Supreme Court says cities can sue banks over predatory loans

WASHINGTON — The Supreme Court ruled Monday that cities can sue banks for discriminatory mortgage lending practices, but they must prove that predatory loans led to damages such as lost tax revenue and higher spending on municipal services.

The decision was a partial victory both for Miami, which sought standing to sue banks under the Fair Housing Act, and for Bank of America and Wells Fargo, which argued that the city's damages were too many steps removed from the original loans. The dispute now returns to lower courts for further action.

The 5-3 ruling was written by Justice Stephen Breyer and backed by the court's liberal justices and Chief Justice John Roberts. Three justices — Clarence Thomas, Anthony Kennedy and Samuel Alito — argued that the city had no right to sue under the landmark 1968 civil rights law in the first place.
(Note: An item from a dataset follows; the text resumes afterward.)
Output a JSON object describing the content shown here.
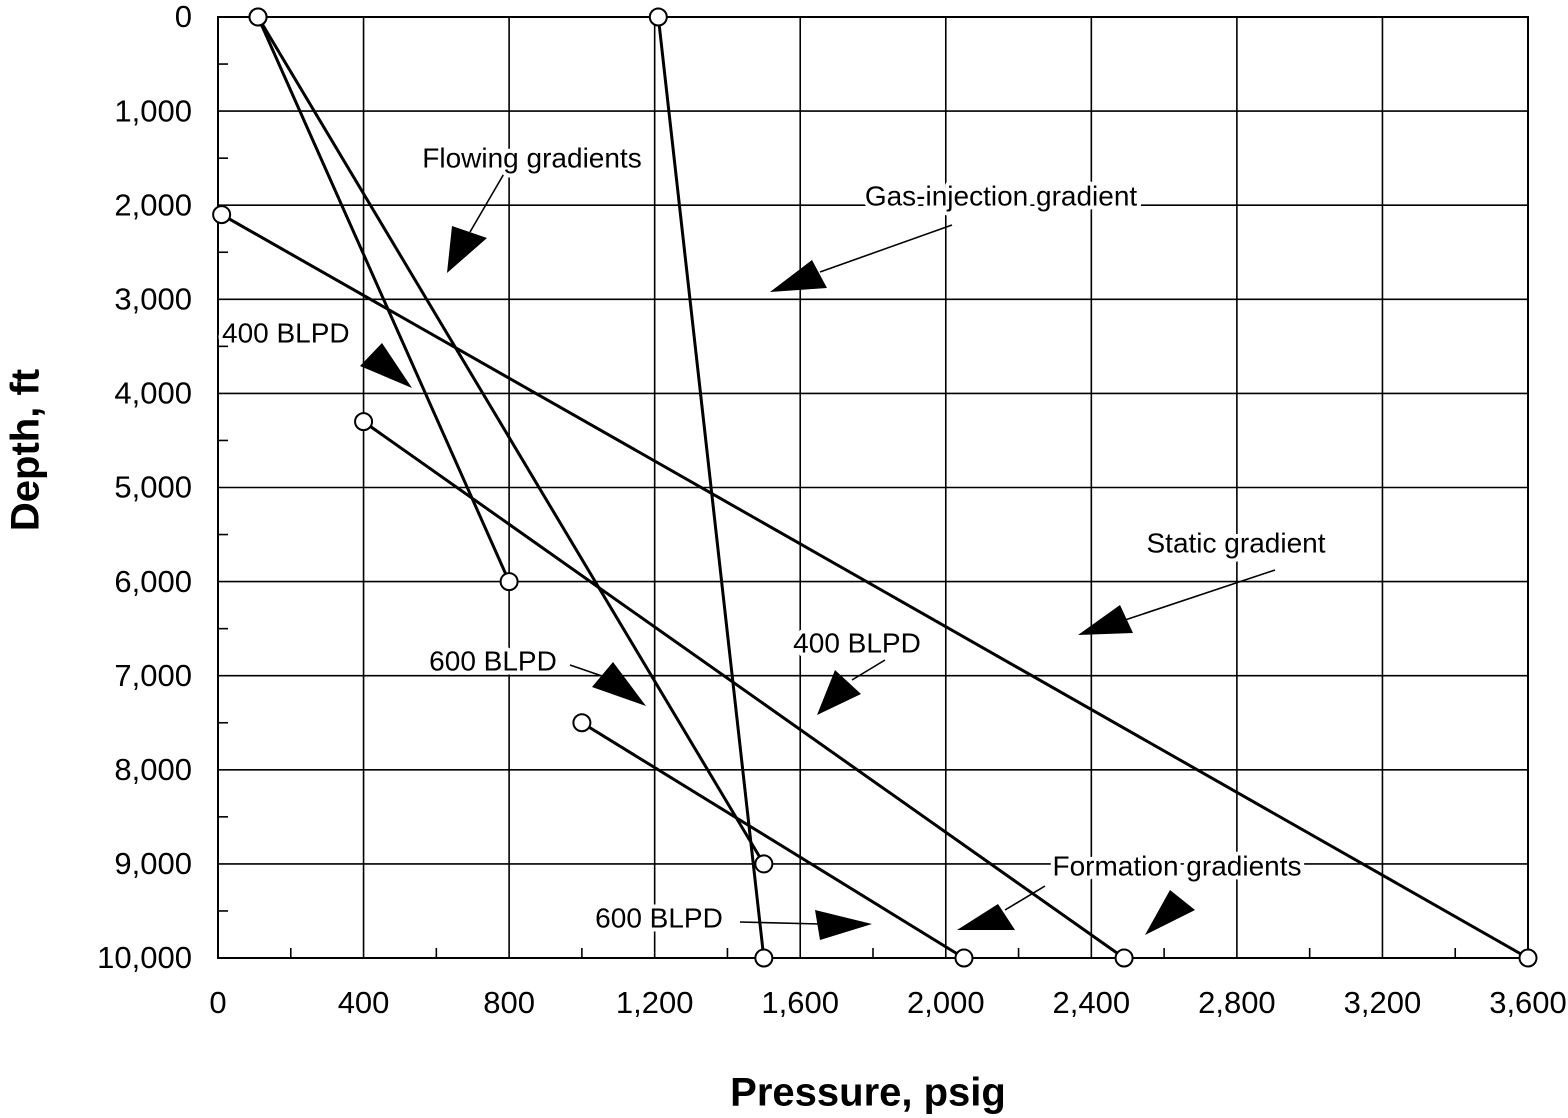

Newly confirmed Justice Neil Gorsuch did not take part in the decision.

"The city's claimed injuries fall within the zone of interests that the FHA arguably protects," Breyer wrote. "Hence, the city is an 'aggrieved person' able to bring suit under the statute."

But he warned: "The housing market is interconnected with economic and social life" that can cause "ripples of harm to flow" far beyond the banks' actions. "Nothing in the statute suggests that Congress intended to provide a remedy wherever those ripples travel."

Thomas, in dissent, said the city's injuries fall outside the housing law's zone of interests and are too disconnected from the bank's actions. "The court of appeals will not need to look far to discern other, independent events that might well have caused the injuries Miami alleges in these cases," he said.

The city claimed that banks purposely approved more expensive and riskier loans to minority borrowers than they qualified for, which counteracted its effort to integrate minority neighborhoods. Lawsuits in Baltimore and Memphis resulted in settlements between banks and those cities. Others, including Los Angeles, have made similar allegations.

The decision was hailed by liberal interest groups who said it grants broad access to the courts to challenge discriminatory practices.

“Our nation is still wrestling with the collateral consequences of the foreclosure crisis," Kristen Clarke, president of the Lawyers' Committee for Civil Rights Under Law. "Today’s Supreme Court decision reinforces the critical role that states and cities must play in holding banks and other actors accountable for actions that continue to harm communities, particularly minority communities that have borne the brunt of the crisis."

During oral arguments on Election Day last year, the court's more liberal justices had argued that the landmark civil rights law was intended to help not just individual victims of discrimination, such as home buyers and renters, but communities as well.

"Here the cities are standing up and saying, 'every time you do this redlining and this reverse redlining, essentially a community is becoming blighted.' And who better than the city to recognize that interest and to assert it?" Justice Elena Kagan said at the time.

But Neal Katyal, the lawyer representing the banks, said the city could prove only "sixth-step liability" from a process that allegedly begins with discriminatory loans and leads progressively to defaults, foreclosures, increased vacancies, lost property taxes, reduced property taxes and urban blight. If it can sue based on that scenario, he warned, 19,300 cities in the United States could file similar complaints.

And some justices who signed on to Breyer's ruling had expressed doubt during oral argument that the city's losses were a direct result of the banks' lending practices — something the city now will have to prove in lower courts to win its case and collect damages.

"Your injuries are derivative of the injury to the homeowners who had the subprime mortgages and who suffered the foreclosure and so on," Roberts said during oral argument. "You don't start with you."